Manager, Information Security, Cyber

Company Description

Standard Bank Group is a leading Africa-focused financial services group, and an innovative player on the global stage, that offers a variety of career-enhancing opportunities – plus the chance to work alongside some of the sector’s most talented, motivated professionals. Our clients range from individuals, to businesses of all sizes, high net worth families and large multinational corporates and institutions. We’re passionate about creating growth in Africa. Bringing true, meaningful value to our clients and the communities we serve and creating a real sense of purpose for you.

Job Description

To provide expert professional knowledge and technical skills within a specialist area. To support the bank's Information Security initiatives, the associated decision making, planning and implementation to monitor and protect sensitive data and systems from infiltration or misuse..

Qualifications

Minimum Qualifications
Type of Qualification: First Degree
Field of Study: Information Technology

Experience Required
Cyber Security
Technology
3-4 years
People management and leadership experience

3-4 years
Proven experience in risk management or information security, databases, operating systems, and network security controls

3-4 years
Proven experience in software and integration development

Additional Information

Engage team and other appropriate stakeholders in problem solving and solution engineering, to optimise problem identification and mitigation.

Engage, consult and influence the business and appropriate IT executives on the selection of appropriate cyber security controls to combat cyber security threats.

Foster cross-functional collaboration between cyber security teams, ensuring goals and processes are aligned and priorities match, engaging various teams to further progress, as appropriate.

Guide and analyse, in collaboration with team, possible attack techniques and methods to identify and assess control weaknesses and vulnerabilities related to cyber security, support the process of reporting on findings and communicate high level recommendations to mitigate identified risks.

Guide and review the development of detailed detection, controls, process improvements related to cyber security designs by subordinates, participate in practical design processes as required.

Guide and support team through the development of threat models or attack paths, reviewing new legislation and industry best practices, suggesting offensive and defensive approaches to be developed for the Bank.

Guide, support and lead threat hypothesis, information assimilation and the designing, scoping and executing of threat hunts, participating as required and reviewing the remediation processes.

Identify metrics to monitor implementation for each intervention, support the application of metrics during and after implementation, if required.

Identify process and/ or control weaknesses and incorporate learnings into future threat responses with the use of post incident analysis .

Identify training and development needs, implementing plans to address requirements, as appropriate. Guide, support and enable subordinates to engage in cross functional developments, requesting collaboration from other managers and their teams, as required.

Identify, in collaboration with team, threats, vulnerabilities and related incidents; develop appropriate process and control improvements (both pro-active and reactive).

Implement the Information and Cyber Security strategy by operationalising strategic imperatives and planning for their execution.

Investigate identified new emerging technologies and investment opportunities so that they may be applied in Cyber Security.

Maintain and review service levels as agreed with service consumers to ensure optimum service delivery.

Manage the performance management process of team members, including goal setting, personal development planning, continuous performance monitoring, coaching conversations and formal evaluation and appraisal of annual performance contracts.

Manage the performance of direct and indirect reports in accordance with the performance management policy and procedure.

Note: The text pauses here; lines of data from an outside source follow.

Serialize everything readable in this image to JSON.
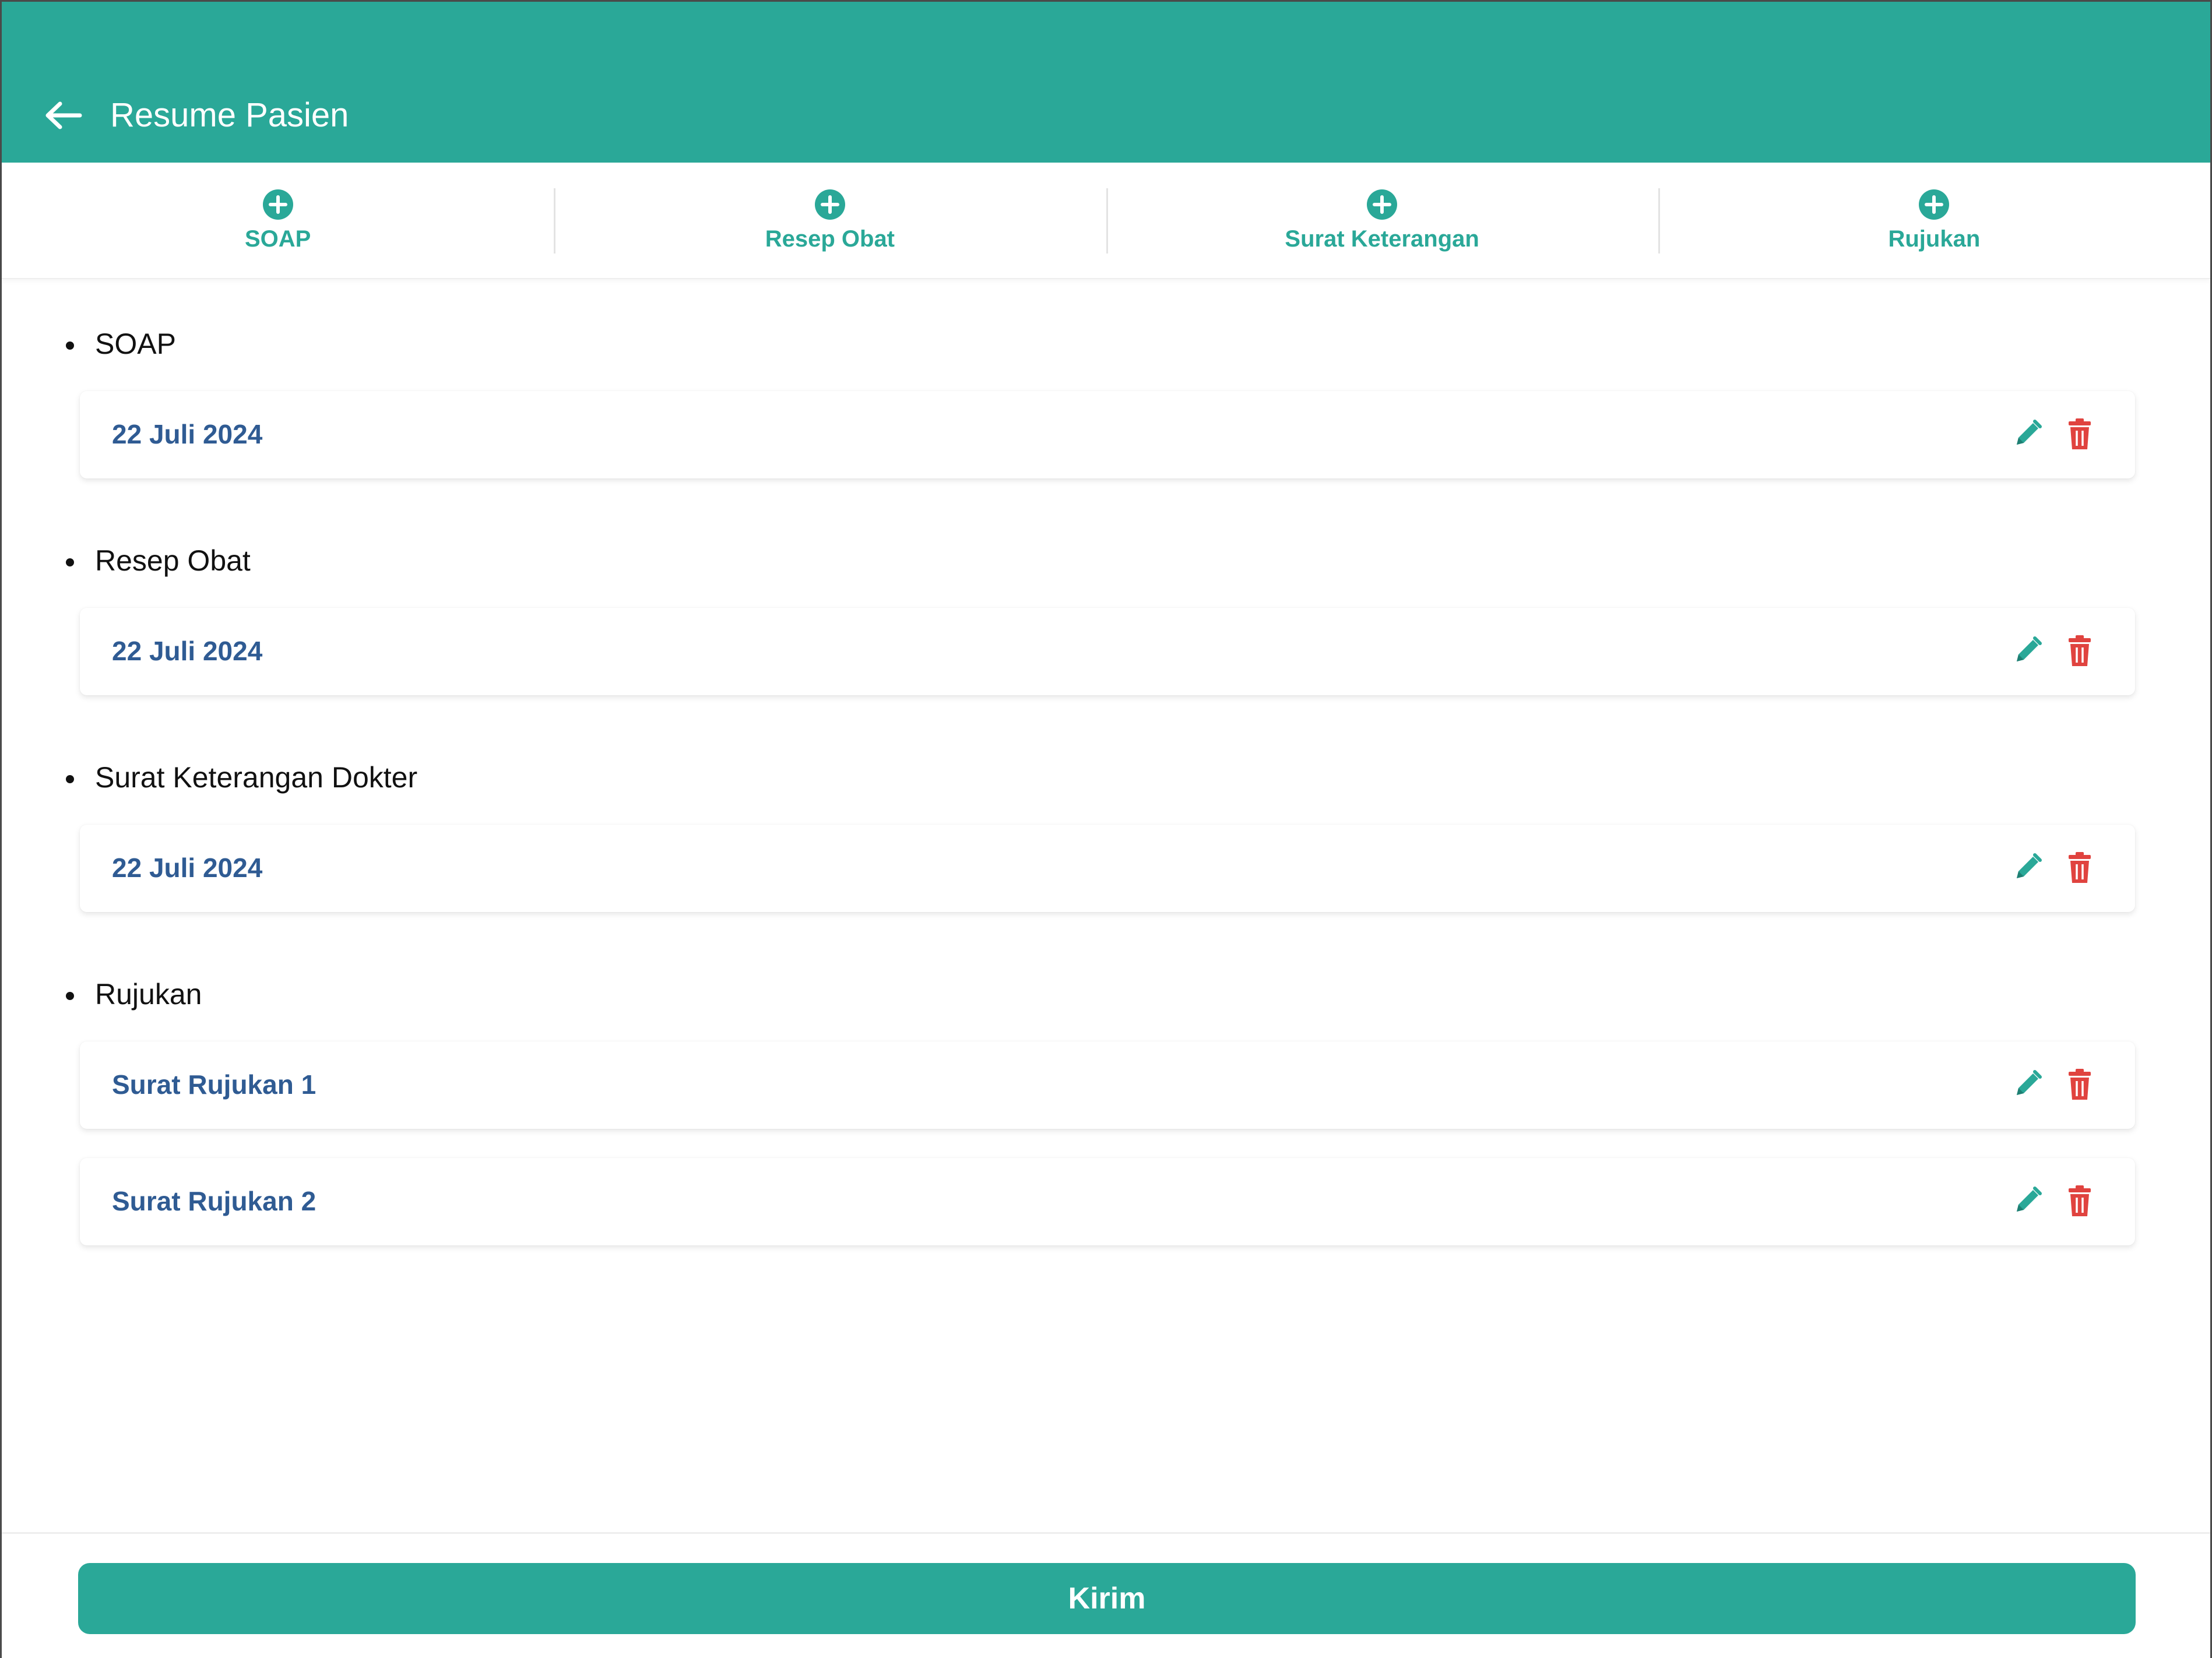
{
  "header": {
    "title": "Resume Pasien",
    "back_icon": "arrow-left-icon",
    "background_color": "#2aa898"
  },
  "tabs": [
    {
      "label": "SOAP",
      "icon": "plus-circle-icon"
    },
    {
      "label": "Resep Obat",
      "icon": "plus-circle-icon"
    },
    {
      "label": "Surat Keterangan",
      "icon": "plus-circle-icon"
    },
    {
      "label": "Rujukan",
      "icon": "plus-circle-icon"
    }
  ],
  "sections": [
    {
      "title": "SOAP",
      "items": [
        {
          "label": "22 Juli 2024"
        }
      ]
    },
    {
      "title": "Resep Obat",
      "items": [
        {
          "label": "22 Juli 2024"
        }
      ]
    },
    {
      "title": "Surat Keterangan Dokter",
      "items": [
        {
          "label": "22 Juli 2024"
        }
      ]
    },
    {
      "title": "Rujukan",
      "items": [
        {
          "label": "Surat Rujukan 1"
        },
        {
          "label": "Surat Rujukan 2"
        }
      ]
    }
  ],
  "item_actions": {
    "edit_icon": "pencil-icon",
    "delete_icon": "trash-icon"
  },
  "footer": {
    "submit_label": "Kirim"
  },
  "colors": {
    "accent": "#2aa898",
    "item_text": "#2f5b93",
    "delete": "#e0433f"
  }
}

Monitor and guide threat hunts, the review of detection rules, to ensure efficacy and improvement of processes.

Monitor and maintain adherence to the Information and Cyber Security strategy so that a consistent imperative is realised.

Plan and coordinate incident response team schedule and work allocation in response to high risk incidents, upon initial identification of incident or breach, supporting the response team as appropriate, request remediation activities as found appropriate.

Plan, design and guide team through the execution of offensive security and planned threat assessments to identify vulnerable spots within the Banks environment, coordinating appropriate resolution processes within greater information security.

Provide feedback about Cyber security incidents (with emphasis on root cause and lessons learnt) to the superior, for information sharing and presentation purposes.

Provide input into the planning and forecasting of Cyber Security specific projects/ requirements.

Provide input to, and participate in the design and execution of regular awareness initiatives (road shows and digital communications) focusing on relevant cyber security threats, industry trends, specific strategies, tools and technologies to relevant stakeholders.

Provide insight into the Information Security strategy and add value to decision-making processes alongside other managers.

Report on all Cyber risks (including mitigation efforts), for risk and audit purposes.

Represent Standard Bank at intelligence or industry meetings and forums, gather information pertinent to the Standard Bank landscape and include in analysis and recommendations going forward.

Review existing cyber security technologies within discipline, optimising use and processes to aid in threat detection and response, identifying risk mitigation and cost minimising processes, for consideration and implementation by senior management.

Scope and implement the design and review of prevention, control measures, strategies and long term planning, continually incorporating learnings from incident analysis.

Scope, plan and implement projects for quarter, allocate work according to team capability, supporting design and implementation processes as needed.

Stay abreast of the internal and external threat landscape and identify appropriate Cyber Security risk mitigation strategies.